Os responsáveis pela homenagem, grupos conhecidos como União Nacionalista Democrática e SOS Forças Armadas insistiam em lembrar que nunca houve ditadura no Brasil. Um orador foi muito aplaudido ao lembrar que se tivesse tido ditadura, Dilma estaria morta.

Epílogo

Eis aqui um breve relato de 6 episódios de um domingo ensolarado: um fotógrafo agredido por sua semelhança física com Lula, um mecânico agredido por sua bandeira em defesa dos sem-teto, uma idosa agredida por portar um cartaz com uma crítica ambígua, uma lésbica com a camisa arrancada, um defensor da ditadura bradando contra a falta de liberdade por ser chamado atenção, um torturador exaltado em praça pública.

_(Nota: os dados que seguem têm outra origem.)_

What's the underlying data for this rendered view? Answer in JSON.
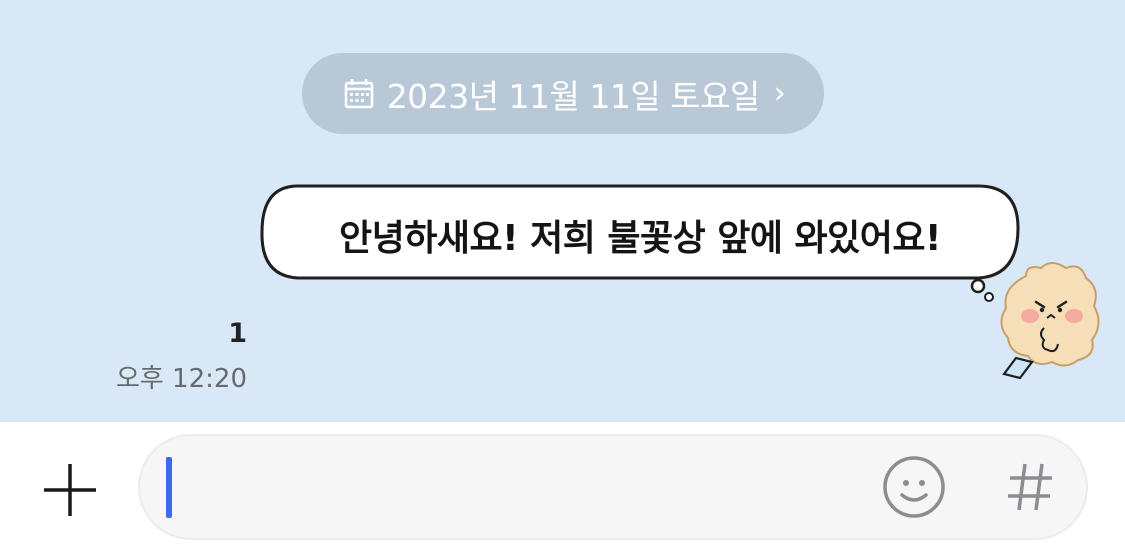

O amigo leitor é assinante dos canais Telecine? Gosta de Ingmar Bergman? Próximo sábado, 18/04, vai ser reprisado “O Ovo da Serpente”, com Liv Ullman e David Carradine. Tomara que o sono me deixe assistir, porque vai passar no indigesto horário de 01h45min. O filme é bom e pedagógico em qualquer época.

Mas, nessa semana tão peculiar, eu diria que ele é absolutamente indispensável. Não perca.